1 de set. de 2008

É isso ou baixar a cabeça

Durante os Jogos Olímpicos, para demonstrar ao mundo a boa vontade na promoção da liberdade de pensamento, as autoridades chinesas resolveram liberar três locais como zonas oficiais de protesto. Por se tratar de um país onde até a internet é fiscalizada, naturalmente a abertura causou expectativa.

Contudo, para surpresa geral, as três zonas oficiais chegaram ao final dos Jogos sem abrigar um protesto sequer. Para começar, na maior população mundial, apenas 77 pessoas ousaram encaminhar à polícia o pedido de autorização.

Duas senhoras amigas, uma de 77, a outra de 79 anos, registraram cinco pedidos consecutivos para ter a oportunidade de protestar, nos parques designados. Ambas desejavam compensações das autoridades pela demolição arbitrária de suas casas, em razão da remodelação de Pequim para os Jogos Olímpicos. Foram condenadas a um ano de trabalhos forçados nos “campos de reeducação” chineses, transformados em prisão domiciliar, em razão da idade. Se não se aquietarem, seu destino será mesmo um dos campos de reeducação, segundo depoimento do filho da mais velha.

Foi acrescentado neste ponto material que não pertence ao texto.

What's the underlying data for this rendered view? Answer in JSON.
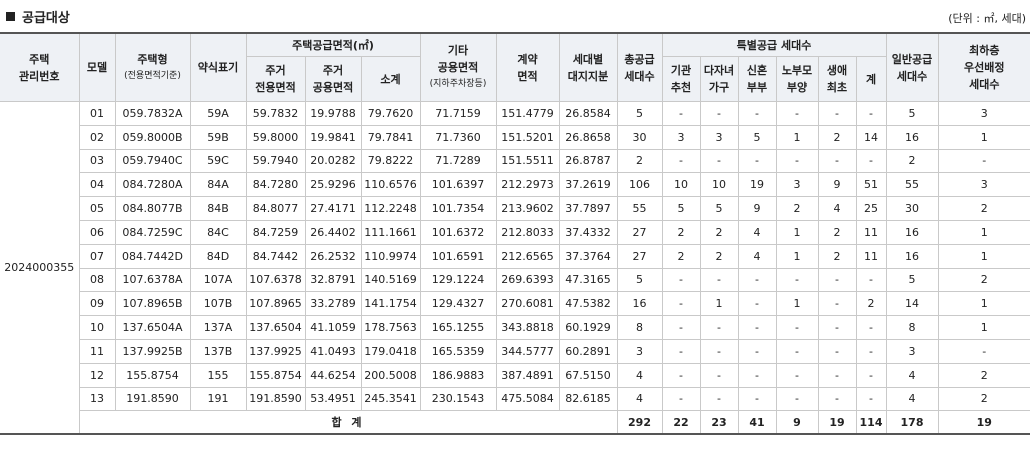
{
  "header": {
    "title": "공급대상",
    "unit": "(단위 : ㎡, 세대)"
  },
  "columns": {
    "mgmt_no": "주택\n관리번호",
    "model": "모델",
    "housing_type": "주택형",
    "housing_type_sub": "(전용면적기준)",
    "abbr": "약식표기",
    "supply_area": "주택공급면적(㎡)",
    "exclusive": "주거\n전용면적",
    "common": "주거\n공용면적",
    "subtotal": "소계",
    "other_common": "기타\n공용면적",
    "other_common_sub": "(지하주차장등)",
    "contract_area": "계약\n면적",
    "land_share": "세대별\n대지지분",
    "total_supply": "총공급\n세대수",
    "special": "특별공급 세대수",
    "sp_inst": "기관\n추천",
    "sp_multi": "다자녀\n가구",
    "sp_newlywed": "신혼\n부부",
    "sp_parents": "노부모\n부양",
    "sp_first": "생애\n최초",
    "sp_sum": "계",
    "general": "일반공급\n세대수",
    "lowest_floor": "최하층\n우선배정\n세대수"
  },
  "management_number": "2024000355",
  "rows": [
    {
      "model": "01",
      "type": "059.7832A",
      "abbr": "59A",
      "excl": "59.7832",
      "comm": "19.9788",
      "sub": "79.7620",
      "other": "71.7159",
      "contract": "151.4779",
      "land": "26.8584",
      "total": "5",
      "inst": "-",
      "multi": "-",
      "newly": "-",
      "parents": "-",
      "first": "-",
      "spsum": "-",
      "general": "5",
      "lowest": "3"
    },
    {
      "model": "02",
      "type": "059.8000B",
      "abbr": "59B",
      "excl": "59.8000",
      "comm": "19.9841",
      "sub": "79.7841",
      "other": "71.7360",
      "contract": "151.5201",
      "land": "26.8658",
      "total": "30",
      "inst": "3",
      "multi": "3",
      "newly": "5",
      "parents": "1",
      "first": "2",
      "spsum": "14",
      "general": "16",
      "lowest": "1"
    },
    {
      "model": "03",
      "type": "059.7940C",
      "abbr": "59C",
      "excl": "59.7940",
      "comm": "20.0282",
      "sub": "79.8222",
      "other": "71.7289",
      "contract": "151.5511",
      "land": "26.8787",
      "total": "2",
      "inst": "-",
      "multi": "-",
      "newly": "-",
      "parents": "-",
      "first": "-",
      "spsum": "-",
      "general": "2",
      "lowest": "-"
    },
    {
      "model": "04",
      "type": "084.7280A",
      "abbr": "84A",
      "excl": "84.7280",
      "comm": "25.9296",
      "sub": "110.6576",
      "other": "101.6397",
      "contract": "212.2973",
      "land": "37.2619",
      "total": "106",
      "inst": "10",
      "multi": "10",
      "newly": "19",
      "parents": "3",
      "first": "9",
      "spsum": "51",
      "general": "55",
      "lowest": "3"
    },
    {
      "model": "05",
      "type": "084.8077B",
      "abbr": "84B",
      "excl": "84.8077",
      "comm": "27.4171",
      "sub": "112.2248",
      "other": "101.7354",
      "contract": "213.9602",
      "land": "37.7897",
      "total": "55",
      "inst": "5",
      "multi": "5",
      "newly": "9",
      "parents": "2",
      "first": "4",
      "spsum": "25",
      "general": "30",
      "lowest": "2"
    },
    {
      "model": "06",
      "type": "084.7259C",
      "abbr": "84C",
      "excl": "84.7259",
      "comm": "26.4402",
      "sub": "111.1661",
      "other": "101.6372",
      "contract": "212.8033",
      "land": "37.4332",
      "total": "27",
      "inst": "2",
      "multi": "2",
      "newly": "4",
      "parents": "1",
      "first": "2",
      "spsum": "11",
      "general": "16",
      "lowest": "1"
    },
    {
      "model": "07",
      "type": "084.7442D",
      "abbr": "84D",
      "excl": "84.7442",
      "comm": "26.2532",
      "sub": "110.9974",
      "other": "101.6591",
      "contract": "212.6565",
      "land": "37.3764",
      "total": "27",
      "inst": "2",
      "multi": "2",
      "newly": "4",
      "parents": "1",
      "first": "2",
      "spsum": "11",
      "general": "16",
      "lowest": "1"
    },
    {
      "model": "08",
      "type": "107.6378A",
      "abbr": "107A",
      "excl": "107.6378",
      "comm": "32.8791",
      "sub": "140.5169",
      "other": "129.1224",
      "contract": "269.6393",
      "land": "47.3165",
      "total": "5",
      "inst": "-",
      "multi": "-",
      "newly": "-",
      "parents": "-",
      "first": "-",
      "spsum": "-",
      "general": "5",
      "lowest": "2"
    },
    {
      "model": "09",
      "type": "107.8965B",
      "abbr": "107B",
      "excl": "107.8965",
      "comm": "33.2789",
      "sub": "141.1754",
      "other": "129.4327",
      "contract": "270.6081",
      "land": "47.5382",
      "total": "16",
      "inst": "-",
      "multi": "1",
      "newly": "-",
      "parents": "1",
      "first": "-",
      "spsum": "2",
      "general": "14",
      "lowest": "1"
    },
    {
      "model": "10",
      "type": "137.6504A",
      "abbr": "137A",
      "excl": "137.6504",
      "comm": "41.1059",
      "sub": "178.7563",
      "other": "165.1255",
      "contract": "343.8818",
      "land": "60.1929",
      "total": "8",
      "inst": "-",
      "multi": "-",
      "newly": "-",
      "parents": "-",
      "first": "-",
      "spsum": "-",
      "general": "8",
      "lowest": "1"
    },
    {
      "model": "11",
      "type": "137.9925B",
      "abbr": "137B",
      "excl": "137.9925",
      "comm": "41.0493",
      "sub": "179.0418",
      "other": "165.5359",
      "contract": "344.5777",
      "land": "60.2891",
      "total": "3",
      "inst": "-",
      "multi": "-",
      "newly": "-",
      "parents": "-",
      "first": "-",
      "spsum": "-",
      "general": "3",
      "lowest": "-"
    },
    {
      "model": "12",
      "type": "155.8754",
      "abbr": "155",
      "excl": "155.8754",
      "comm": "44.6254",
      "sub": "200.5008",
      "other": "186.9883",
      "contract": "387.4891",
      "land": "67.5150",
      "total": "4",
      "inst": "-",
      "multi": "-",
      "newly": "-",
      "parents": "-",
      "first": "-",
      "spsum": "-",
      "general": "4",
      "lowest": "2"
    },
    {
      "model": "13",
      "type": "191.8590",
      "abbr": "191",
      "excl": "191.8590",
      "comm": "53.4951",
      "sub": "245.3541",
      "other": "230.1543",
      "contract": "475.5084",
      "land": "82.6185",
      "total": "4",
      "inst": "-",
      "multi": "-",
      "newly": "-",
      "parents": "-",
      "first": "-",
      "spsum": "-",
      "general": "4",
      "lowest": "2"
    }
  ],
  "totals": {
    "label": "합 계",
    "total": "292",
    "inst": "22",
    "multi": "23",
    "newly": "41",
    "parents": "9",
    "first": "19",
    "spsum": "114",
    "general": "178",
    "lowest": "19"
  }
}
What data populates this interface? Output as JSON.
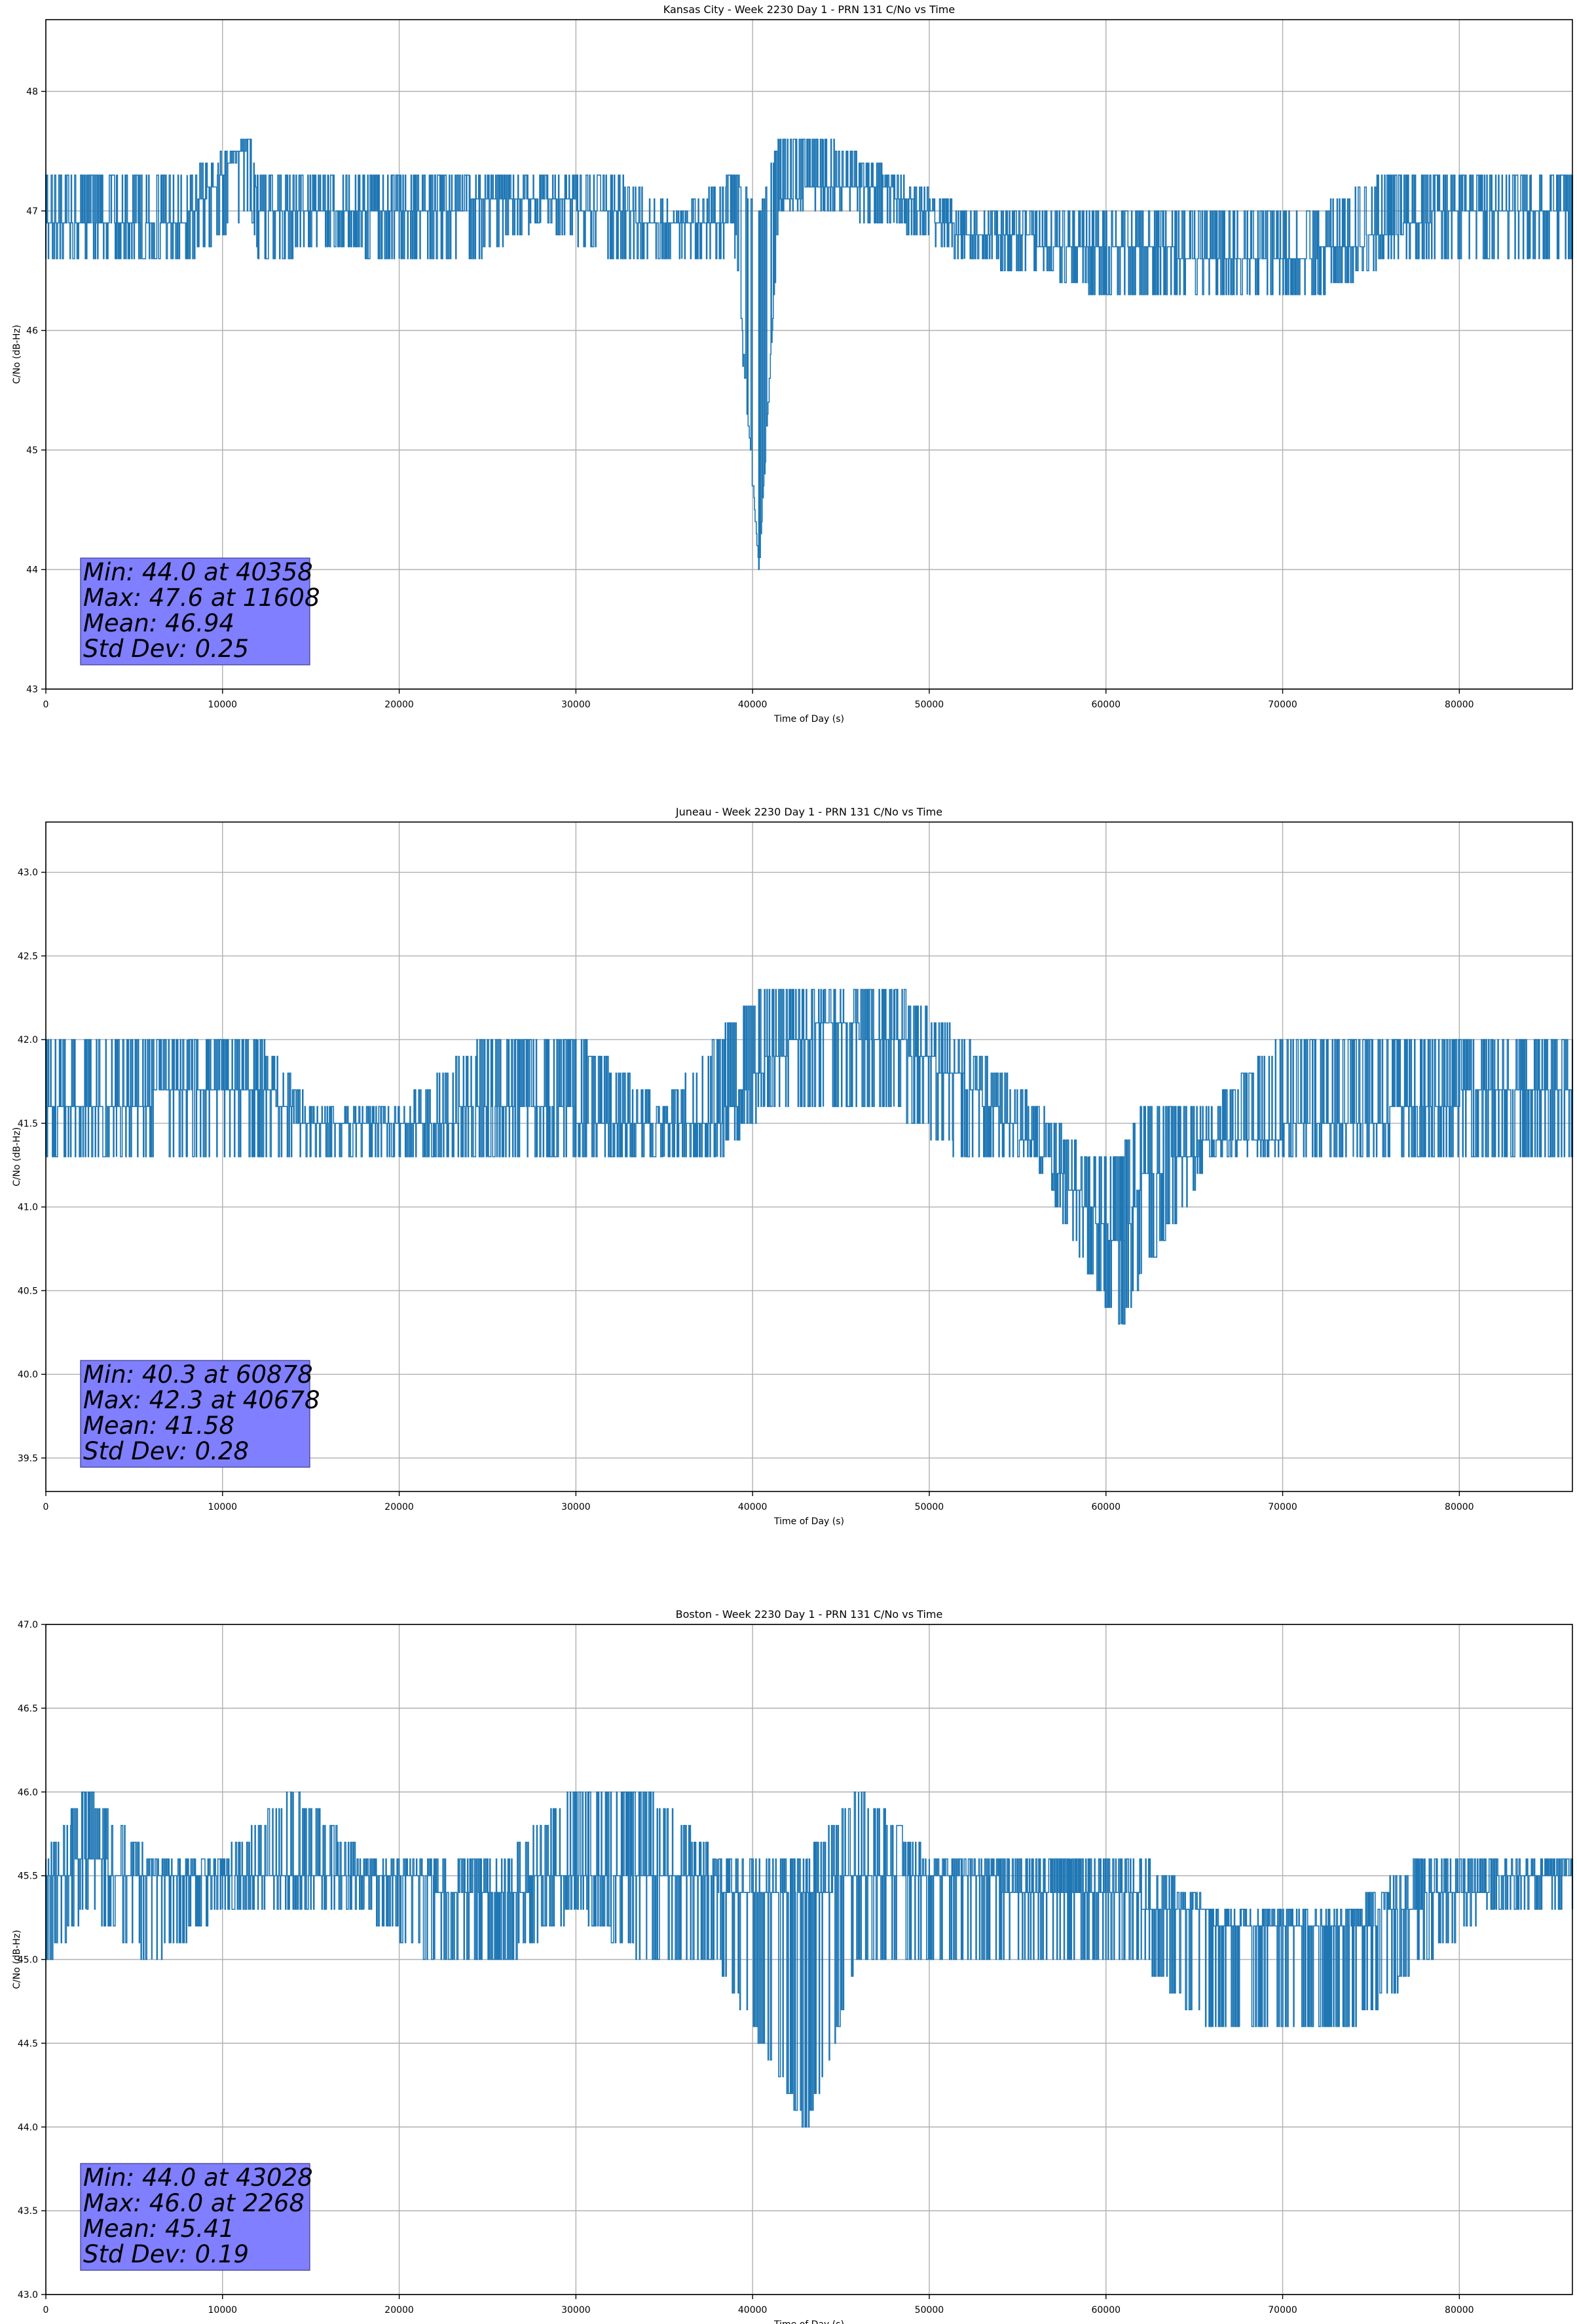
{
  "chart_data": [
    {
      "type": "line",
      "title": "Kansas City - Week 2230 Day 1 - PRN 131 C/No vs Time",
      "xlabel": "Time of Day (s)",
      "ylabel": "C/No (dB-Hz)",
      "xlim": [
        0,
        86400
      ],
      "ylim": [
        43,
        48.6
      ],
      "xticks": [
        0,
        10000,
        20000,
        30000,
        40000,
        50000,
        60000,
        70000,
        80000
      ],
      "xtick_labels": [
        "0",
        "10000",
        "20000",
        "30000",
        "40000",
        "50000",
        "60000",
        "70000",
        "80000"
      ],
      "yticks": [
        43,
        44,
        45,
        46,
        47,
        48
      ],
      "ytick_labels": [
        "43",
        "44",
        "45",
        "46",
        "47",
        "48"
      ],
      "grid": true,
      "series_color": "#1f77b4",
      "series": [
        {
          "name": "C/No",
          "x": [
            0,
            4000,
            8000,
            11608,
            12000,
            16000,
            20000,
            24000,
            28000,
            32000,
            36000,
            39000,
            40358,
            41500,
            44000,
            48000,
            52000,
            56000,
            60000,
            64000,
            68000,
            72000,
            76000,
            80000,
            84000,
            86400
          ],
          "y": [
            46.9,
            46.9,
            46.95,
            47.6,
            47.0,
            47.05,
            46.95,
            47.05,
            47.1,
            47.0,
            46.85,
            46.85,
            44.0,
            47.1,
            47.2,
            47.15,
            46.8,
            46.75,
            46.7,
            46.65,
            46.6,
            46.65,
            46.8,
            47.05,
            46.95,
            47.0
          ],
          "band_low": [
            46.6,
            46.6,
            46.6,
            47.0,
            46.6,
            46.7,
            46.6,
            46.6,
            46.9,
            46.6,
            46.6,
            46.6,
            44.0,
            47.0,
            47.0,
            46.9,
            46.6,
            46.5,
            46.3,
            46.3,
            46.3,
            46.3,
            46.6,
            46.6,
            46.6,
            46.6
          ],
          "band_high": [
            47.3,
            47.3,
            47.3,
            47.6,
            47.3,
            47.3,
            47.3,
            47.3,
            47.3,
            47.3,
            47.0,
            47.3,
            47.0,
            47.6,
            47.6,
            47.3,
            47.0,
            47.0,
            47.0,
            47.0,
            47.0,
            47.0,
            47.3,
            47.3,
            47.3,
            47.3
          ]
        }
      ],
      "stats": [
        "Min: 44.0 at 40358",
        "Max: 47.6 at 11608",
        "Mean: 46.94",
        "Std Dev: 0.25"
      ]
    },
    {
      "type": "line",
      "title": "Juneau - Week 2230 Day 1 - PRN 131 C/No vs Time",
      "xlabel": "Time of Day (s)",
      "ylabel": "C/No (dB-Hz)",
      "xlim": [
        0,
        86400
      ],
      "ylim": [
        39.3,
        43.3
      ],
      "xticks": [
        0,
        10000,
        20000,
        30000,
        40000,
        50000,
        60000,
        70000,
        80000
      ],
      "xtick_labels": [
        "0",
        "10000",
        "20000",
        "30000",
        "40000",
        "50000",
        "60000",
        "70000",
        "80000"
      ],
      "yticks": [
        39.5,
        40.0,
        40.5,
        41.0,
        41.5,
        42.0,
        42.5,
        43.0
      ],
      "ytick_labels": [
        "39.5",
        "40.0",
        "40.5",
        "41.0",
        "41.5",
        "42.0",
        "42.5",
        "43.0"
      ],
      "grid": true,
      "series_color": "#1f77b4",
      "series": [
        {
          "name": "C/No",
          "x": [
            0,
            4000,
            8000,
            12000,
            15000,
            20000,
            25000,
            30000,
            35000,
            38000,
            40678,
            44000,
            48000,
            52000,
            56000,
            59000,
            60878,
            62000,
            66000,
            70000,
            74000,
            78000,
            82000,
            86400
          ],
          "y": [
            41.65,
            41.6,
            41.7,
            41.75,
            41.45,
            41.45,
            41.6,
            41.55,
            41.45,
            41.5,
            41.85,
            42.1,
            42.0,
            41.75,
            41.35,
            41.0,
            40.75,
            41.15,
            41.4,
            41.45,
            41.5,
            41.6,
            41.7,
            41.65
          ],
          "band_low": [
            41.3,
            41.3,
            41.3,
            41.3,
            41.3,
            41.3,
            41.3,
            41.3,
            41.3,
            41.3,
            41.6,
            41.6,
            41.6,
            41.3,
            41.3,
            40.6,
            40.3,
            40.6,
            41.3,
            41.3,
            41.3,
            41.3,
            41.3,
            41.3
          ],
          "band_high": [
            42.0,
            42.0,
            42.0,
            42.0,
            41.6,
            41.6,
            42.0,
            42.0,
            41.6,
            42.0,
            42.3,
            42.3,
            42.3,
            42.0,
            41.6,
            41.3,
            41.3,
            41.6,
            41.6,
            42.0,
            42.0,
            42.0,
            42.0,
            42.0
          ]
        }
      ],
      "stats": [
        "Min: 40.3 at 60878",
        "Max: 42.3 at 40678",
        "Mean: 41.58",
        "Std Dev: 0.28"
      ]
    },
    {
      "type": "line",
      "title": "Boston - Week 2230 Day 1 - PRN 131 C/No vs Time",
      "xlabel": "Time of Day (s)",
      "ylabel": "C/No (dB-Hz)",
      "xlim": [
        0,
        86400
      ],
      "ylim": [
        43.0,
        47.0
      ],
      "xticks": [
        0,
        10000,
        20000,
        30000,
        40000,
        50000,
        60000,
        70000,
        80000
      ],
      "xtick_labels": [
        "0",
        "10000",
        "20000",
        "30000",
        "40000",
        "50000",
        "60000",
        "70000",
        "80000"
      ],
      "yticks": [
        43.0,
        43.5,
        44.0,
        44.5,
        45.0,
        45.5,
        46.0,
        46.5,
        47.0
      ],
      "ytick_labels": [
        "43.0",
        "43.5",
        "44.0",
        "44.5",
        "45.0",
        "45.5",
        "46.0",
        "46.5",
        "47.0"
      ],
      "grid": true,
      "series_color": "#1f77b4",
      "series": [
        {
          "name": "C/No",
          "x": [
            0,
            2268,
            6000,
            10000,
            14000,
            18000,
            22000,
            26000,
            30000,
            34000,
            38000,
            43028,
            46000,
            50000,
            54000,
            58000,
            62000,
            66000,
            70000,
            74000,
            78000,
            82000,
            86400
          ],
          "y": [
            45.45,
            45.6,
            45.45,
            45.45,
            45.5,
            45.45,
            45.45,
            45.4,
            45.55,
            45.5,
            45.45,
            45.4,
            45.5,
            45.5,
            45.45,
            45.4,
            45.35,
            45.25,
            45.2,
            45.2,
            45.35,
            45.45,
            45.45
          ],
          "band_low": [
            45.0,
            45.3,
            45.0,
            45.3,
            45.3,
            45.3,
            45.0,
            45.0,
            45.3,
            45.0,
            45.0,
            44.0,
            45.0,
            45.0,
            45.0,
            45.0,
            45.0,
            44.6,
            44.6,
            44.6,
            45.0,
            45.3,
            45.3
          ],
          "band_high": [
            45.6,
            46.0,
            45.6,
            45.6,
            46.0,
            45.6,
            45.6,
            45.6,
            46.0,
            46.0,
            45.6,
            45.6,
            46.0,
            45.6,
            45.6,
            45.6,
            45.6,
            45.3,
            45.3,
            45.3,
            45.6,
            45.6,
            45.6
          ]
        }
      ],
      "stats": [
        "Min: 44.0 at 43028",
        "Max: 46.0 at 2268",
        "Mean: 45.41",
        "Std Dev: 0.19"
      ]
    }
  ]
}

Estrangeiros também foram presos, por protestar contra o domínio do Tibete. Fotógrafos e correspondentes estrangeiros que cobriam as manifestações foram detidos e interrogados. Na China, prisão administrativa e envio a campos de reeducação podem ser determinados pelo governo, sem necessidade de intervenção do Poder Judiciário.

O que temos nós a ver com isso? – poderá alguém pensar, refestelado em sua poltrona, neste Brasil que acreditamos democrático. Quando as barbas do outro ardem, os previdentes colocam as suas de molho. Porque as situações não mudam de um instante para o outro, num piscar distraído dos olhos.

Elas mudam devagar, de um jeito quase despercebido. Alguns mais atentos se dão conta, mas os outros costumam chamá-los de chatos, impertinentes, fanáticos, por isso a maioria se cala e fica torcendo para não ter razão no seu medo e desconfiança.
Começa, em geral, pelo desarmamento, porque uma população sem armas não tem a mínima capacidade de reação e defesa. Nesse sentido, são realizadas campanhas “educativas”, no intuito de convencer as pessoas do benefício de espontaneamente se desfazerem das armas em sua posse. Quando os objetivos não são atingidos em sua plenitude, - como aconteceu no Brasil, quando o plebiscito disse “não” ao desarmamento obrigatório – outras medidas são tomadas, visando dificultar ao máximo o porte de armas. Por comodismo ou dinheiro escasso para fazer frente às despesas com o registro e o porte, outros tantos desistem.

O próximo passo é o cerceamento da imprensa, pelo controle das notícias que podem ser divulgadas.

Enquanto isso, de forma sistemática e sorrateira, toda autoridade é colocada em ridículo e questionada. Família, escola, judiciário, polícia civil e militar são alvos de crítica e desrespeito. Sem valores, as pessoas se sentem perdidas, sem saber a quem apelar, nos momentos de crise.

A China, em seu processo de abertura, tem um longo caminho pela frente. No Brasil, ainda que muitas situações não cheguem ao nosso conhecimento, pelo menos a imprensa não teve sua atuação controlada, como foi pretendido. Da mesma forma, vozes corajosas reagem, aqui e ali, em defesa dos nossos direitos. Cabe a nós, cidadãos comuns, buscar as informações e fazer coro com os protestos justificados, fortalecendo as idéias que julgarmos dignas.

É isso ou baixar a cabeça, esperando o dia em que protestar seja crime passível de “reeducação”.